Scientists slam Musk’s new AI-powered encyclopedia

Scientists slam Musk’s new AI-powered encyclopedia

Photo: Screenshot from the Grokpedia page

Elon Musk’s new AI-generated encyclopedia, Grokipedia, has come under fire just days after its launch, as academics discovered major factual inaccuracies, political bias and a lack of scholarly standards, The Guardian reports. Critics say the platform treats comments from chat rooms and blogs on par with verified academic research.

Sir Richard Evans, a leading British historian, checked his profile on Grokipedia only to find that most of the information about him was false — including invented titles, posts and academic affiliations. “Chat-room contributions are given the same status as serious academic work. The AI just hoovers everything up,” Evans told The Guardian.

Musk promoted Grokipedia as “a repository of the whole truth and nothing but the truth,” claiming it would surpass Wikipedia, which some of his supporters mock as “Wokepedia.” He even said he aims to “engrave the complete collection of knowledge in stable oxide” and store copies on orbit, the Moon and Mars.

However, users quickly spotted that more than 885,000 articles contain extensive copy-and-paste material from Wikipedia — including pages about the PlayStation 5, Ford Focus and Led Zeppelin — while others distort facts or push narratives aligned with Musk’s own views.

The page on Russia’s invasion of Ukraine uses Kremlin-style language about “denazification” and “protecting ethnic Russians,” despite Wikipedia clearly labelling such claims baseless and imperialist. Another entry describes the far-right group Britain First as a “patriotic political party,” ignoring its leader’s jail sentence for hate crimes.

Grokipedia also refers to the January 6 Capitol attack as a “riot,” omitting references to an attempted coup attempt, and gives credence to the racist “white replacement” conspiracy theory. In coverage of Donald Trump’s falsified-documents case, it notes the trial occurred in a “Democrat-majority jurisdiction” while skipping key factual context.

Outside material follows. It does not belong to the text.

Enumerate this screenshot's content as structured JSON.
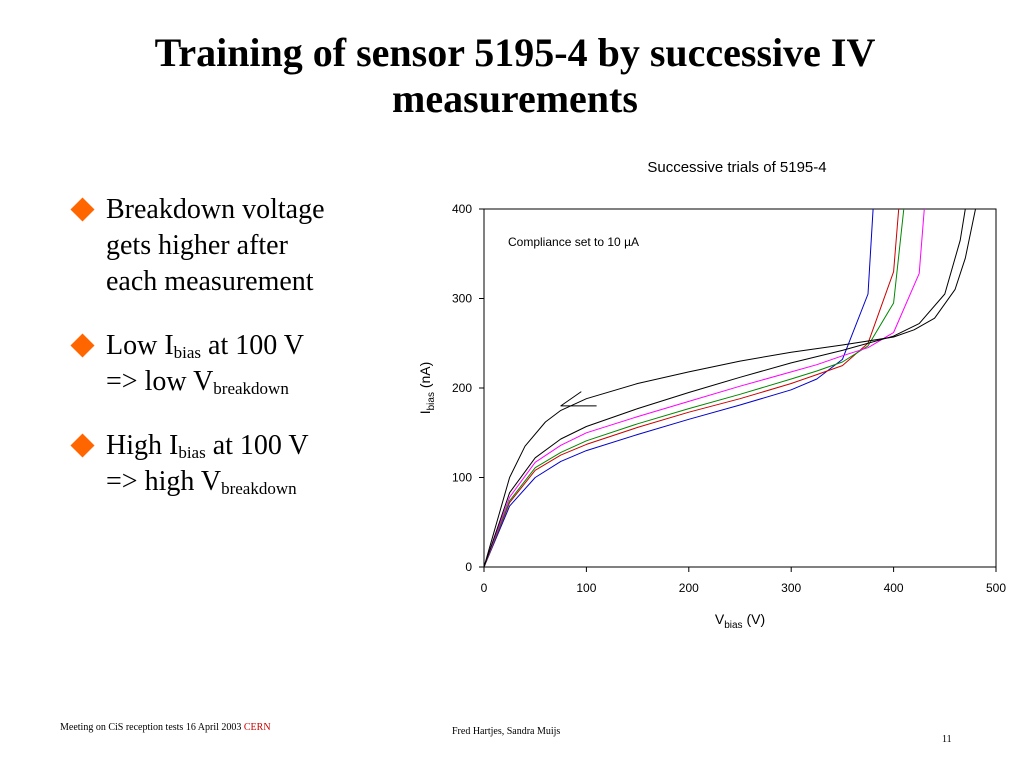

Peter Burke, a Cambridge cultural historian, warned of the risks: “If Musk is behind this, I fear political manipulation. Not all readers will notice distortions, and anonymous entries create a false sense of authority.”

David Larsson Heidenblad of Lund University added that Silicon Valley thinking clashes with academic rigor: “Its culture treats mistakes as a feature, not a flaw. Academia is about building trust over time.”

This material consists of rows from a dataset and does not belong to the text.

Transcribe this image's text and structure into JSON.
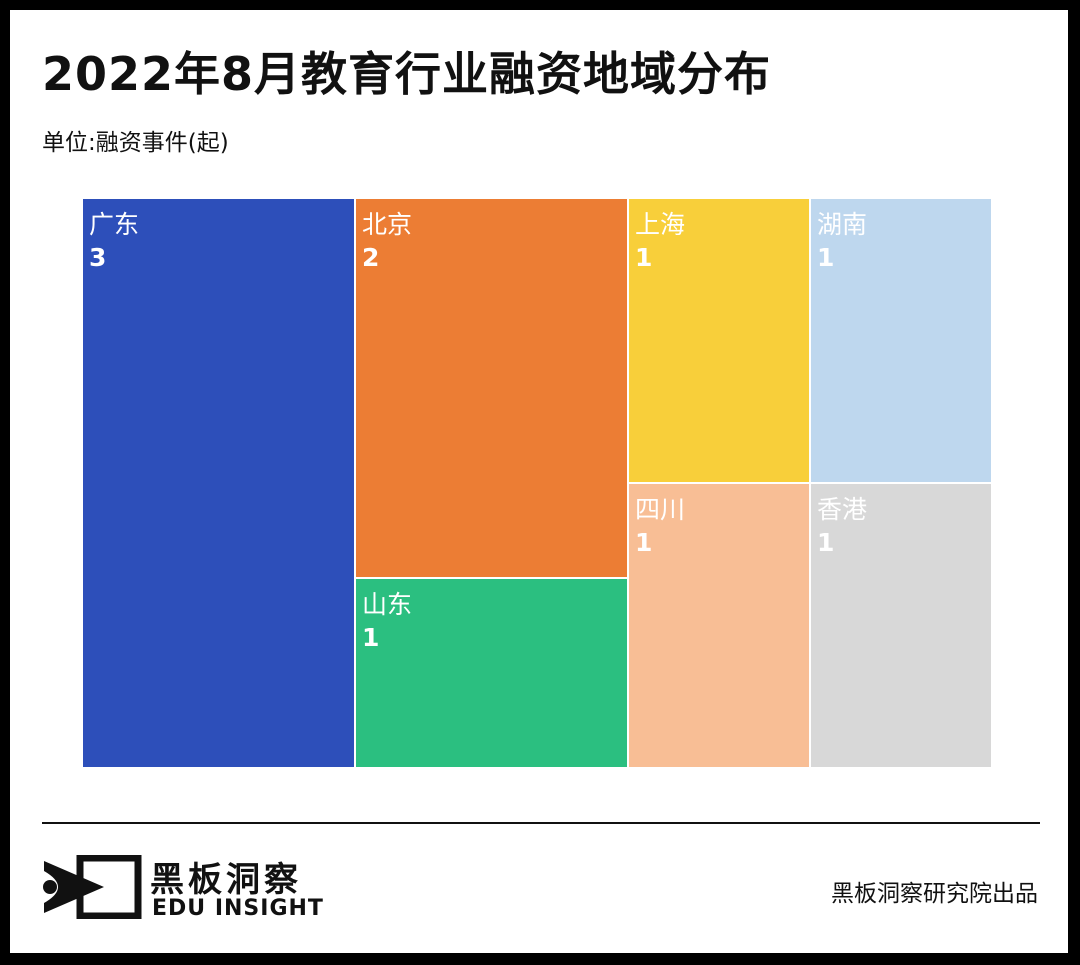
{
  "title": "2022年8月教育行业融资地域分布",
  "unit_label": "单位:融资事件(起)",
  "chart_data": {
    "type": "treemap",
    "title": "2022年8月教育行业融资地域分布",
    "unit": "单位:融资事件(起)",
    "items": [
      {
        "name": "广东",
        "value": 3,
        "value_label": "3",
        "color": "#2D4FBA"
      },
      {
        "name": "北京",
        "value": 2,
        "value_label": "2",
        "color": "#EC7D34"
      },
      {
        "name": "山东",
        "value": 1,
        "value_label": "1",
        "color": "#2BBF80"
      },
      {
        "name": "上海",
        "value": 1,
        "value_label": "1",
        "color": "#F8CF3A"
      },
      {
        "name": "四川",
        "value": 1,
        "value_label": "1",
        "color": "#F8BE95"
      },
      {
        "name": "湖南",
        "value": 1,
        "value_label": "1",
        "color": "#BED7EE"
      },
      {
        "name": "香港",
        "value": 1,
        "value_label": "1",
        "color": "#D8D8D8"
      }
    ]
  },
  "footer": {
    "brand_cn": "黑板洞察",
    "brand_en": "EDU INSIGHT",
    "credit": "黑板洞察研究院出品"
  }
}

Andrew Dudfield of fact-checking organization Full Fact highlighted the system’s opacity: “It’s unclear how much is AI-generated, how much is human-written, and what data it’s trained on. Trust requires transparency.”

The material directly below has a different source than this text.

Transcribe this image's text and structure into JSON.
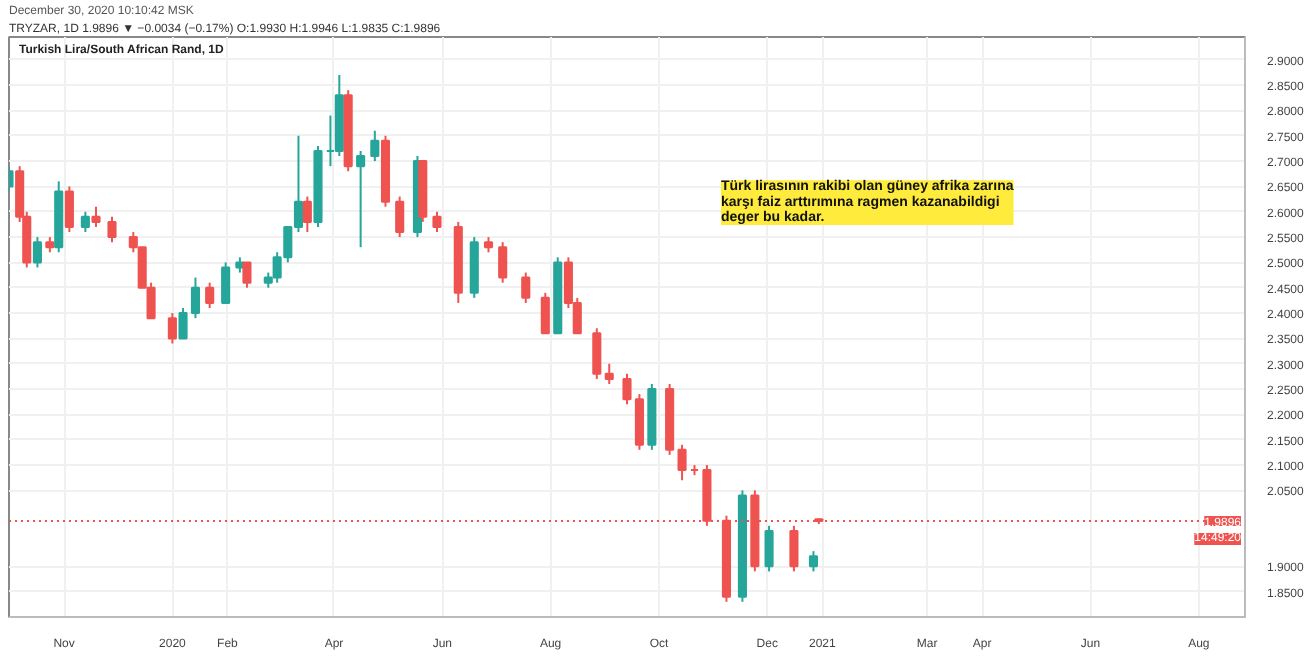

While Musk once supported Wikipedia, he has repeatedly attacked it since 2023, calling it “biased” and joking he’d pay £1 billion for it to rename itself “Dickipedia.”

Musk’s xAI did not respond to The Guardian’s request for comment. The Wikimedia Foundation stated that Wikipedia’s strength lies in “transparent policies, strong volunteer oversight and a culture of improvement.”

“It exists to inform billions — not to push opinions,” a spokesperson said.